One notable exception was Marvel’s Godzilla: King of the Monsters. Basing a comic around a giant radioactive lizard who regularly destroys real estate and doesn’t talk is an odd choice, to say the least. Placing it in their usual universe is somehow even odder.

As I’ve said before, I fancied myself a bit of a Godzilla fan, even though I didn’t have the patience to really sit through the movies when giant monsters weren’t on-screen. I guess the comics were a chance to get my giant monster fix without having to deal too much with non-monsters.

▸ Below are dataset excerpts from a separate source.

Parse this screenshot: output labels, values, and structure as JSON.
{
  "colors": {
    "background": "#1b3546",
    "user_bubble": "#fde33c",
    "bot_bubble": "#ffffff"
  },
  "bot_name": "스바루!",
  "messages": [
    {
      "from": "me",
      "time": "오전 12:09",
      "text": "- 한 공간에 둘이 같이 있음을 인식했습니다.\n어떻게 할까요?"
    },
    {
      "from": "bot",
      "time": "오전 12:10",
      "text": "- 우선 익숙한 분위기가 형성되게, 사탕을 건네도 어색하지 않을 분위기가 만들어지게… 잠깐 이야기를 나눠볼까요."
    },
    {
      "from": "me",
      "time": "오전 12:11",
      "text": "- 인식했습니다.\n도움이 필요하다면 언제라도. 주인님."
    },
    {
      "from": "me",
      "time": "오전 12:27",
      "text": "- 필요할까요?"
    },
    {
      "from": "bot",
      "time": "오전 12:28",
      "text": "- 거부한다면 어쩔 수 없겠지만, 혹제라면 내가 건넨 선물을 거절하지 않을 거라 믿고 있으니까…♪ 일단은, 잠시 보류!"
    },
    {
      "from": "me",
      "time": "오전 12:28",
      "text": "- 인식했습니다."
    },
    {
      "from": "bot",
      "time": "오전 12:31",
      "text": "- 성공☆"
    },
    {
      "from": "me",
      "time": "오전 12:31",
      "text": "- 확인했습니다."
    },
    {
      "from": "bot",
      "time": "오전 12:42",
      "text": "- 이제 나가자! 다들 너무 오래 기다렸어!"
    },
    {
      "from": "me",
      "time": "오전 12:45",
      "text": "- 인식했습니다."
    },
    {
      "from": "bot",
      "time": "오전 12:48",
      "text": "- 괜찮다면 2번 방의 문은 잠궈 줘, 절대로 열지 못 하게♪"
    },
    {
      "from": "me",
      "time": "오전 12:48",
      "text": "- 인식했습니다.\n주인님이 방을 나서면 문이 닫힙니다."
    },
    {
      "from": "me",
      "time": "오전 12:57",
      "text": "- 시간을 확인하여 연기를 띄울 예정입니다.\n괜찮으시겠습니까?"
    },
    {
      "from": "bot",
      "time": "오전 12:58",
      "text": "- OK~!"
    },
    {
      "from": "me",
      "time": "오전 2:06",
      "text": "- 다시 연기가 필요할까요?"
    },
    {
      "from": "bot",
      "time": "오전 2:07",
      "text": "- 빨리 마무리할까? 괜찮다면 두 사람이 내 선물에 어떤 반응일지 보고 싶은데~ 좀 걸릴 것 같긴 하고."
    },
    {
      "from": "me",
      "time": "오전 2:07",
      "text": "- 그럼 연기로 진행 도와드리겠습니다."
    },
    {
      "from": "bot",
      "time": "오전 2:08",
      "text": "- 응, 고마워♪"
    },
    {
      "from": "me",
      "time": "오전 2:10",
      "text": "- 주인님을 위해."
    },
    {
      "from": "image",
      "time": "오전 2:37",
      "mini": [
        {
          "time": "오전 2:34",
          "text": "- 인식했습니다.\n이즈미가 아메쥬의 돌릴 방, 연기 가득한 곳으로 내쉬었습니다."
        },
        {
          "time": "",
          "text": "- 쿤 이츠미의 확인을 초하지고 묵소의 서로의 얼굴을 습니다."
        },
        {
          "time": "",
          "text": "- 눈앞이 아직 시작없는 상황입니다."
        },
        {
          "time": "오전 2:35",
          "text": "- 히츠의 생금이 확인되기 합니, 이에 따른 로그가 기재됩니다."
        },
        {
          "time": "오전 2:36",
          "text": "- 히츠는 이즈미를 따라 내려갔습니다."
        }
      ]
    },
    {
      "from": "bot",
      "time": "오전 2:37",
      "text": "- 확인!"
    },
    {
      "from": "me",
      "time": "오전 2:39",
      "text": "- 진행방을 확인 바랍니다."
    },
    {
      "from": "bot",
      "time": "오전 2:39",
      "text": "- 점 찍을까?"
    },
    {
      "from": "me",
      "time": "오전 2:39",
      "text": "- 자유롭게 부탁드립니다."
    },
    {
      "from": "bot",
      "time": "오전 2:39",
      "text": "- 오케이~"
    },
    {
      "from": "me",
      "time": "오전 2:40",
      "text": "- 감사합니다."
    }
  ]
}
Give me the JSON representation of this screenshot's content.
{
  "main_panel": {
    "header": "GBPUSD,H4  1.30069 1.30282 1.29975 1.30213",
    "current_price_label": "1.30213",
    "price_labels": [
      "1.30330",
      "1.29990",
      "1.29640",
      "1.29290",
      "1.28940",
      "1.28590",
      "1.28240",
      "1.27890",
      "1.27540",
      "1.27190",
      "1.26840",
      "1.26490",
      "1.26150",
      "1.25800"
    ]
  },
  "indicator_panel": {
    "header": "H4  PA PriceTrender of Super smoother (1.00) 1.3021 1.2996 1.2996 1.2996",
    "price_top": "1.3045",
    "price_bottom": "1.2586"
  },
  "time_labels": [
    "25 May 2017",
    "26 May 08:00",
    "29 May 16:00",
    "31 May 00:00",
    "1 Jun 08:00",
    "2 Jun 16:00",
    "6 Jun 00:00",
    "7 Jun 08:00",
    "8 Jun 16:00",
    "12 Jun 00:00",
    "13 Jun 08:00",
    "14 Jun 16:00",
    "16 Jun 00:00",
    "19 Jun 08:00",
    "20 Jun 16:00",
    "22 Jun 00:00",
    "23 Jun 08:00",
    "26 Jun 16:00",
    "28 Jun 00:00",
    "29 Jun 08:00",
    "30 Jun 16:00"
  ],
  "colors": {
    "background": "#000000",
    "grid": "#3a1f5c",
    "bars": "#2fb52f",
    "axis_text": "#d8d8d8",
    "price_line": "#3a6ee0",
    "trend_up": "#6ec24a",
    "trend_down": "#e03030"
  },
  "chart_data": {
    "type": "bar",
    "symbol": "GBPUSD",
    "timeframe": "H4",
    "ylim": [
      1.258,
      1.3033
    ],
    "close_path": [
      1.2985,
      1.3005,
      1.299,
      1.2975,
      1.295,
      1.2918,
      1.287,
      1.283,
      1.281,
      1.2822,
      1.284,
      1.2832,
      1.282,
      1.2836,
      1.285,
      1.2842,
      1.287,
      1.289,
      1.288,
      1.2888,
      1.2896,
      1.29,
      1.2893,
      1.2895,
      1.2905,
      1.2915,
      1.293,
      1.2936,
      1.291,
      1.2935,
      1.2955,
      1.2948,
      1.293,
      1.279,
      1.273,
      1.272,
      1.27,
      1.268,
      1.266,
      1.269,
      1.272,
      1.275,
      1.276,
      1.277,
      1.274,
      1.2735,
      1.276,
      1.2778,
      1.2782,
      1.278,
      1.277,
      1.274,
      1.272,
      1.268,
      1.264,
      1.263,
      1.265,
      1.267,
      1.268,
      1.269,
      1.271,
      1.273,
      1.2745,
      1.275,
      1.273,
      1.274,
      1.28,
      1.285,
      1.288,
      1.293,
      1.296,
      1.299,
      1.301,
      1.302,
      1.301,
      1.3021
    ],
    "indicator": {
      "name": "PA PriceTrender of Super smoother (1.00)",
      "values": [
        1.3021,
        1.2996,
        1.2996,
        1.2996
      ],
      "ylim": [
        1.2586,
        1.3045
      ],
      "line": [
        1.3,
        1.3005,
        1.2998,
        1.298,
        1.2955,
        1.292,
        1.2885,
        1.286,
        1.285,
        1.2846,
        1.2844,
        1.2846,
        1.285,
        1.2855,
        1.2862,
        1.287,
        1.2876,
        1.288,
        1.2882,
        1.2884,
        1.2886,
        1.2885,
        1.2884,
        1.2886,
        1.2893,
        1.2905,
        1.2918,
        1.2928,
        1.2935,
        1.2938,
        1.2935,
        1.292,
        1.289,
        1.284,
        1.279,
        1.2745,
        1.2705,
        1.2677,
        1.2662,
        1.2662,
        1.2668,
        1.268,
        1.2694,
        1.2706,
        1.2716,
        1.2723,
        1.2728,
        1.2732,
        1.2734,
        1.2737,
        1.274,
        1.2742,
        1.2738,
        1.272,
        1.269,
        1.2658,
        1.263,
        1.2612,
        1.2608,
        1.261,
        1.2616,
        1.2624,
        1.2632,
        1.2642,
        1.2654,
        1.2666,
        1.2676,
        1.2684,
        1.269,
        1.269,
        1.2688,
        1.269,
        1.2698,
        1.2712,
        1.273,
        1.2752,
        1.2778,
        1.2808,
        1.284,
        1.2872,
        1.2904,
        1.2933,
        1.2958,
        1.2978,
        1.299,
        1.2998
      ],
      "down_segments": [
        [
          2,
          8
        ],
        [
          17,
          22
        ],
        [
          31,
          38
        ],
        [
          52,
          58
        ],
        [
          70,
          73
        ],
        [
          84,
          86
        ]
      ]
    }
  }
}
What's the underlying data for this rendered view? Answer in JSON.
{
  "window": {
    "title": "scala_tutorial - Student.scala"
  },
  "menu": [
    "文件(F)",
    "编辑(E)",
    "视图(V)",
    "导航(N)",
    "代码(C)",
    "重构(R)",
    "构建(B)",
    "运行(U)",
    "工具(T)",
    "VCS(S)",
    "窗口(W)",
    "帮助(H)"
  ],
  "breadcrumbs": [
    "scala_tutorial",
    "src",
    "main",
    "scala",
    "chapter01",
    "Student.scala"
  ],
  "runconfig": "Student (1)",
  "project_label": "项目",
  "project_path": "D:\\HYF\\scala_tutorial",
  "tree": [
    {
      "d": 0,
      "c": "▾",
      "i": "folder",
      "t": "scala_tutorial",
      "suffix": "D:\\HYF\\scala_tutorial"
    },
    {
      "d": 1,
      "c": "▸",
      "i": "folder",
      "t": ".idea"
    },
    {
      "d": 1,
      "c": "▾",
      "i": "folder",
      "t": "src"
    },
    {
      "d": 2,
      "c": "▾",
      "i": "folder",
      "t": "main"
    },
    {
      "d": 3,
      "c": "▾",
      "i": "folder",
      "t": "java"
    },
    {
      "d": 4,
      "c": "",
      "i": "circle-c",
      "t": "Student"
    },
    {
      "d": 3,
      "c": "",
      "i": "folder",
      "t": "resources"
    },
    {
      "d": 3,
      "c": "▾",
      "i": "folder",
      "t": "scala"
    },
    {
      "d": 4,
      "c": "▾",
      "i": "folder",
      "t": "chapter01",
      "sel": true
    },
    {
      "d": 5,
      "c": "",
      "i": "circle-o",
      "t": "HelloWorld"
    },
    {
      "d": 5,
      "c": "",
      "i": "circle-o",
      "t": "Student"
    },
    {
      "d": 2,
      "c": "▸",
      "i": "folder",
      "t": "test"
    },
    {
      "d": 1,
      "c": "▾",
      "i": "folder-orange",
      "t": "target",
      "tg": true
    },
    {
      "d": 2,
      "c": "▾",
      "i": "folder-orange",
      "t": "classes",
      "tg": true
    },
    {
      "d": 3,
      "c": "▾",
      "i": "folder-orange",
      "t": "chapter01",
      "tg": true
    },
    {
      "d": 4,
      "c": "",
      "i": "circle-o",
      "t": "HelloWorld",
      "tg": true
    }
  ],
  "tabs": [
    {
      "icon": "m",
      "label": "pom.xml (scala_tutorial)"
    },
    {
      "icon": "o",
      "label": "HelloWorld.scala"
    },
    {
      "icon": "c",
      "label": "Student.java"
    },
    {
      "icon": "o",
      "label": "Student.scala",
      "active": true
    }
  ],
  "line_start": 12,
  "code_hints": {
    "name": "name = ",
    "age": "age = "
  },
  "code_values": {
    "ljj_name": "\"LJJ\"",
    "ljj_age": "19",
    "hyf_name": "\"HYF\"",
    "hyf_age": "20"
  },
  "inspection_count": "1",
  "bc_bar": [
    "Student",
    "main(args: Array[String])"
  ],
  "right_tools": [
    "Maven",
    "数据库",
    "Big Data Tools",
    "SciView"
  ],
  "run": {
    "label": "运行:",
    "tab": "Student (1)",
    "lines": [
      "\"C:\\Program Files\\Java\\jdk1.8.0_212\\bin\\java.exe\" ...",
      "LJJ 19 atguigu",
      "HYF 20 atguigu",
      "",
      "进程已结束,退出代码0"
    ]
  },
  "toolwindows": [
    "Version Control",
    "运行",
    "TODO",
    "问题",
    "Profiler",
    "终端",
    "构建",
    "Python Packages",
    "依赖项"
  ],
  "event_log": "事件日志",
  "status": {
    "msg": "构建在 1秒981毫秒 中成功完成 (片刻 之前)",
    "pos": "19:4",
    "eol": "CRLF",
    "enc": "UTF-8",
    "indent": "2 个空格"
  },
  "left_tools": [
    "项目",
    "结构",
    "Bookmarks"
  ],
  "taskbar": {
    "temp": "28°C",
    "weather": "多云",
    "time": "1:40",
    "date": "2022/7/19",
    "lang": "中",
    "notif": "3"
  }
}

Since this was before the direct market, the only way to get these was to bike up to Time Saver and hope I hadn’t missed anything. That wasn’t always the case, and there were definitely holes in my collection. Still, the ones I had I read over and over, and I believe I still have some of those ragged issues stored away.

For me, the decision to set the book in the Marvel Universe proper was a detriment. Having SHIELD go after the beast with their absurd technology was fine, but when actual superheroes walked in, I lost interest. Towards the end of the run, as sales waned (and Godzilla neared New York) Marvel brought in the Avengers and the Fantastic Four and that didn’t seem to bring in superhero fans and it seriously turned me off. But since the arc of the book has Big G traveling across America from west to east, the bulk of it is superhero-free. And there are some surprisingly touching and human stories among the monster rampage, such as the story that takes place in Nevada. But there are also some just plain fun slugfests with a giant Bigfoot, Red Ronin the robot, and Devil Dinosaur. The three-part story where Godzilla fights giant alien monsters on the Moon was one of my favorites.

I eventually completed the run as an adult, but I haven’t revisited it recently. As much as I loved this, I never picked up the later Dark Horse Godzilla comics, nor did I pick up Marvel’s Shogun Warriors book.

When did I get it? Marvel’s run lasted from 1977-1979 and I bought them fairly regularly until the end.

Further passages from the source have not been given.